Karen Hoover does a wonderful job with JJ's youthful sense of humor and wonder when faced with the unbelievable. I felt his grief over his father and his sympathy for his mother. He moans and groans just like a boy his age would but he also finds himself having to stretch, to do more than just look out for himself. JJ learns rather quickly that his problems could have a devastating impact on our world and things seem to spiral out of control.


The book must be the beginning of a series because things are not quite right in the world at the end.

Have you read any good middle grade or early YA books lately? What would be your favorite this year?

Thursday, January 13, 2011

Book Review - 'Second Kiss' by Natalie Palmer

My copy of this book arrived earlier this week, and I started reading it that night, though it took a couple of days before I had time to really delve into it.
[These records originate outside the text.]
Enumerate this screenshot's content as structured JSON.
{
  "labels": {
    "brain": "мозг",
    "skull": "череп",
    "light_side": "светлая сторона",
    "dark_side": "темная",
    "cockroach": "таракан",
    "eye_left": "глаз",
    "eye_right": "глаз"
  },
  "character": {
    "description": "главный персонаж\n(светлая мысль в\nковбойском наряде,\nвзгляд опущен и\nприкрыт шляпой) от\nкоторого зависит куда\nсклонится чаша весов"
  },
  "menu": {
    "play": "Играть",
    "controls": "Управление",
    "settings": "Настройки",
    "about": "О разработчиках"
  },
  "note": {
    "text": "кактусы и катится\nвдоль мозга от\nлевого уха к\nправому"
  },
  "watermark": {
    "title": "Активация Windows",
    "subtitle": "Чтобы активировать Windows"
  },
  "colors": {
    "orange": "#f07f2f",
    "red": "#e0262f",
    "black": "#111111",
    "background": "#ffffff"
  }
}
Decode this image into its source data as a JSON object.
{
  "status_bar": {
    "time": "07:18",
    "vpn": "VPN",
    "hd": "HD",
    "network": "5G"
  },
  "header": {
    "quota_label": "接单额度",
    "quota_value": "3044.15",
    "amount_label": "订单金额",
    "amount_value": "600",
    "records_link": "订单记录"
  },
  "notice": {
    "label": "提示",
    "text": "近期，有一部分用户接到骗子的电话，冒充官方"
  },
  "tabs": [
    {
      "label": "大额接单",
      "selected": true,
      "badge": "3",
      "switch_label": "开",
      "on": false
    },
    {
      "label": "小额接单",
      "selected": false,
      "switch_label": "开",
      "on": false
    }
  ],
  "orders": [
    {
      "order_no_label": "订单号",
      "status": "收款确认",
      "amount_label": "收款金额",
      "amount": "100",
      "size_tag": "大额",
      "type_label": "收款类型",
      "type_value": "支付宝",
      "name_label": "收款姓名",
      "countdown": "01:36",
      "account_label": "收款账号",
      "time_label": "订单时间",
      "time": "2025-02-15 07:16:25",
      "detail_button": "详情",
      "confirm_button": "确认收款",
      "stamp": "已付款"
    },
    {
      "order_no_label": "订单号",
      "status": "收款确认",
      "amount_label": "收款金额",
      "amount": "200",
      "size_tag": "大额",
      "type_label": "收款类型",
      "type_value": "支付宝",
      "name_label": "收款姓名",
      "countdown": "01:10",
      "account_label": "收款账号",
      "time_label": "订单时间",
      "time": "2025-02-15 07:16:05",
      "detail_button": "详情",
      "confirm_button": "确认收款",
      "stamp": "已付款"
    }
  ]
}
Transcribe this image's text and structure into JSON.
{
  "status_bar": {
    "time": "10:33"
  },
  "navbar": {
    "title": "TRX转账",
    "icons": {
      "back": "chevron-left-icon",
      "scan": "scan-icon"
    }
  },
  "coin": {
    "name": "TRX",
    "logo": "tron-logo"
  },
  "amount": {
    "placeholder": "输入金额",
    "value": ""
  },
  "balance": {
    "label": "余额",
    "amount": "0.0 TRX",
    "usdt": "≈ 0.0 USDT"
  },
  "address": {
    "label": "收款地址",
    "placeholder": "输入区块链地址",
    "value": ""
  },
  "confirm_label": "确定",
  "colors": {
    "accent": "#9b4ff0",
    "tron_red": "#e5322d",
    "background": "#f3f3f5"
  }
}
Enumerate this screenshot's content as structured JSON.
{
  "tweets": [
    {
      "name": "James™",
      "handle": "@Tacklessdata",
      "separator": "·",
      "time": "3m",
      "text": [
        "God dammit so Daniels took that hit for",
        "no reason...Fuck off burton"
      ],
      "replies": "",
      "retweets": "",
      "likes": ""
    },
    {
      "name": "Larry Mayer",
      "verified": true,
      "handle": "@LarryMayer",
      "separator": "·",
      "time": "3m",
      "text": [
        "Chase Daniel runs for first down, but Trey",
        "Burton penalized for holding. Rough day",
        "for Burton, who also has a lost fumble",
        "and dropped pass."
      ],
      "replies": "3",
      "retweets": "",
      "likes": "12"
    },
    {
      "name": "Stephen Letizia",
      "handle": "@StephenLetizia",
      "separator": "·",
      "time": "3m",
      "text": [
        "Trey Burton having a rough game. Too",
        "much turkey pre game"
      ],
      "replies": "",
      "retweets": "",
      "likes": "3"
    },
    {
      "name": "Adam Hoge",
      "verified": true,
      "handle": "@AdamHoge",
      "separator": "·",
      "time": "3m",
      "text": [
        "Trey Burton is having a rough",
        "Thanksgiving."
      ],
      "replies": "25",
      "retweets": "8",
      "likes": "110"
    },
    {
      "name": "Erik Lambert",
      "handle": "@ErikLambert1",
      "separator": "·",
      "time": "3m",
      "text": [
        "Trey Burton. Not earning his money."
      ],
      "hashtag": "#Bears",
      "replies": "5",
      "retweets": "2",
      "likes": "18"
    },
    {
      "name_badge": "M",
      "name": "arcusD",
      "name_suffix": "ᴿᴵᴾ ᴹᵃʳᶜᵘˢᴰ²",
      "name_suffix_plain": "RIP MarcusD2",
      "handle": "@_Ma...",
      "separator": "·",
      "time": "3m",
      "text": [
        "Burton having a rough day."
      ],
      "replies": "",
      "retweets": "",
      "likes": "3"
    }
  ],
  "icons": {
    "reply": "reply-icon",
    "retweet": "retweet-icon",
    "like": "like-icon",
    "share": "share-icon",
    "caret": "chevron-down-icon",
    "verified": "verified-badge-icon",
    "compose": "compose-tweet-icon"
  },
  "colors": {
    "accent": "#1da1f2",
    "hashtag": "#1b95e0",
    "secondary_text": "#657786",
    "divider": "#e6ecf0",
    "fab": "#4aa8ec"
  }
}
The main character, Gemma, is subject to the usual dumb mistakes that adolescents make, but she has a real flair for taking them a step further. This obviously causes her great embarrassment, and the social blunders take their toll on her social life.

That's not really all that bad as far as she is concerned as long as her closest friend, Jess, is there. He was assigned to walk her to school when she first started attending, and their friendship began there. He became her a protector, and he's been doing it ever since, providing her with strength, understanding, comfort, and support. He truly has her back.

But little does she know just how much this handsome, popular boy relies on her for his own strenth.

I love the way the story develops over the course of about 18 months. You get to see the long-time friendship of these two young people and watch as it evolves with them. Any friendship can survive in good times, but its true mettle is how it grows and changes in adversity.

I got sucked into the story and couldn't put the book down. My time on the exercise bike and the treadmill this morning went way too fast, and I had to take the book with me to work today, so I could finish it at lunch.

I really enjoyed the character development. When I was a girl, I grew up on Nancy Drew--until I found my library had this even older (seeming) series about a girl named Judy Bolton. I enjoyed Judy's mysteries so much more than Nancy's because Judy was believable. She wasn't the perfect at everything character that Nancy always was. Judy made mistakes, and even more importantly, Judy grew.

Palmer's characters aren't one dimensional but come across as flawed human beings, who make mistakes--just as we all do. Junior high is one of the most brutal battlegrounds youth have to survive. I liked how the characters--even the 'villains'--had the ability to show good qualities or at least be worthy of some sympathy by other characters and the reader.

I really enjoyed this book and recommend it.